Mon premier voyage en Autriche, en colonie de vacances d’hiver, par la ligne de l’Arlberg, qui semblait ne jamais en finir, sur une voie unique où les garages étaient fréquents pour laisser passer les trains croiseurs, et où on ne dépassait pas les 70 km/h. Et aujourd’hui, la ligne a été mise à double voie, en laissant de côté les gares qui parsemaient l’ancien tracé, et l’on file à 140 à bord d’un « railjet » insipide à couloir central qui s’arrête à St-Anton devenu St-Béton (la gare si représentative gênait l’organisation des championnats du monde de ski alpin, et on a construit une nouvelle gare au sud qui se fond avec la nouvelle entrée du tunnel de l’Arlberg). Seule la gare de Langen (entrée du tunnel côté Vorarlberg) est restée en l’état, la desserte omnibus de toutes les autres gares du trajet a été supprimée, au grand dam des cyclotouristes qui ne peuvent pas embarquer leurs montures dans le nouveau « railjet ». Adieu donc aux petites stations que l’on saluait au passage, Pians, Wiesberg, Strengen, Flirsch, Schnann, Pettneu (qui amusait beaucoup les Français !), St-Jakob, Klösterle, Wald, Dalaas, Braz… Ah, la ligne, j’avais fini par la connaître par cœur ! Et aujourd’hui, dans les salles, si l’on est assis du mauvais côté, on n’a plus la ressource de sortir dans le couloir pour admirer le paysage, ou baisser la fenêtre pour respirer le bon air alpin dans une petite station en attendant le passage du train croiseur…
Et en 1971, quand j’ai fait connaissance avec la ligne du Brenner et du même coup avec la région dont j’ignorais à l’époque qu’elle deviendrait ma résidence… Comme toute ligne alpine tracée dans les années 50 et 60 de l’avant-dernier siècle, elle s’élevait par des boucles pénétrant dans les vallées latérales pour garder une déclivité raisonnable en fonction des possibilités du matériel traction de l’époque.
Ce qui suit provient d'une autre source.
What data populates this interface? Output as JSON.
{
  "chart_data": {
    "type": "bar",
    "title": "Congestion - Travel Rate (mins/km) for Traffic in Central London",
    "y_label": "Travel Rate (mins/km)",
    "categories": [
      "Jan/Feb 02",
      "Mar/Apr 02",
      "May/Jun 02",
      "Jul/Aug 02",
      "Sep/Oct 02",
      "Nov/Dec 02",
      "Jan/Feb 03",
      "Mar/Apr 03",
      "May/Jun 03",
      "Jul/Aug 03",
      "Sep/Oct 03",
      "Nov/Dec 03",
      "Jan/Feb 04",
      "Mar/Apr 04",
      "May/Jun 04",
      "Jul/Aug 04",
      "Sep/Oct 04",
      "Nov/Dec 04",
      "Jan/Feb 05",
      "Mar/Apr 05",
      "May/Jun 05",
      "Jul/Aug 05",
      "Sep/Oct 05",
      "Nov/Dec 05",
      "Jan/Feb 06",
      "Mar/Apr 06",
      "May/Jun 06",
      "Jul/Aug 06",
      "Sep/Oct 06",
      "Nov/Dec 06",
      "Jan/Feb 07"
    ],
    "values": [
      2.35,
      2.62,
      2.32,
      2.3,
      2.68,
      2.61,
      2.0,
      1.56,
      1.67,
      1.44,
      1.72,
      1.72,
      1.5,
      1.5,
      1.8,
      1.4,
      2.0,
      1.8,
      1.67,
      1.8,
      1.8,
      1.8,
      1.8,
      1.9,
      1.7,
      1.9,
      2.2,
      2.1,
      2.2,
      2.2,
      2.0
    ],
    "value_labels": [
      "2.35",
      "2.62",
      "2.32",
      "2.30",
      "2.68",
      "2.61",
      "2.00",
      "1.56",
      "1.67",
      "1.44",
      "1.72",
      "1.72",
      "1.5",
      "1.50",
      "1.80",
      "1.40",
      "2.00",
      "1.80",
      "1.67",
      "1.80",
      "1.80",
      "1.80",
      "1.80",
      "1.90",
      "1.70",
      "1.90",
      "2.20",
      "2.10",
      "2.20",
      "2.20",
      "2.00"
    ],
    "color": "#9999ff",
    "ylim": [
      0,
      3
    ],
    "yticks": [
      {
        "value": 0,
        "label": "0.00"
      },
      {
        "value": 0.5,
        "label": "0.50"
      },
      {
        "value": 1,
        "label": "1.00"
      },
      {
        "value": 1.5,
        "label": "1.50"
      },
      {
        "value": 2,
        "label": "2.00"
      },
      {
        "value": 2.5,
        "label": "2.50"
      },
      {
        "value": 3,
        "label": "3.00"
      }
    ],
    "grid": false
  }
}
Et la ligne franchissait le col du Brenner, le plus bas des Alpes, à ciel ouvert. Le fascisme italien avait bien fait les choses, et avait bâti une gare frontière grandiose au col. Les trains s’arrêtaient au moins une demi-heure, c’était le premier contact avec l’Italie, avec son petit buffet ambulant aux bouteilles de Chianti entourées de raphia. La montée et la descente étaient un enchantement, et les trains internationaux s’arrêtaient dans ma petite ville dans la vallée de l’Eisack, et j’aimais bien voyager dans les voitures qui avaient déjà traversé toute l’Italie depuis le bas de la botte pour rejoindre l’Allemagne. C’est ainsi que petit à petit, au cours de ces voyages, j’ai appris l’italien.
Et aujourd’hui ? Les trains internationaux sont gérés par un consortium DB-ÖBB-Nord-Milan qui se heurte au monopole de Trenitalia, et qui ne s’arrêtent plus qu’aux grandes stations, les locomotives polycourant ne marquent plus qu’un arrêt symbolique à la frontière, tandis que la relation avec la capitale tyrolienne est un véritable exploit sportif par des trains régionaux, avec 6 minutes de battement entre le train italien et le train autrichien qui arrivent et partent des côtés opposés d’une gare aujourd’hui fantômatique, ce qui suppose une excellente condition physique si l’on ne veut pas rester en rade dans ce désert .
Si la ligne est restée la même côté autrichien, il n’est en plus de même côté italien, avec un nouveau tunnel de 9 km qui court-circuite la descente entre Schelleberg et Gossensass en pénétrant profondément dans le val de Pflersch, et surtout les deux tunnels de 13 et 6 km entre Waidbruck et Kardaun, ne laissant qu’un bref passage à l’air libre à hauteur de la gare aujourd’hui abandonnée de Blumau. Quant à l’ancien tracé, il a été transformé en piste cyclable.
Heureusement, j’ai trouvé dernièrement sur YouTube des prises de vues de la cabine d’une locomotive sur l’ancien tracé entre Brenner et Vérone. Là, je peux revivre mes émotions et retrouver le jeune ferrovipathe de 20 ans avide de découvertes.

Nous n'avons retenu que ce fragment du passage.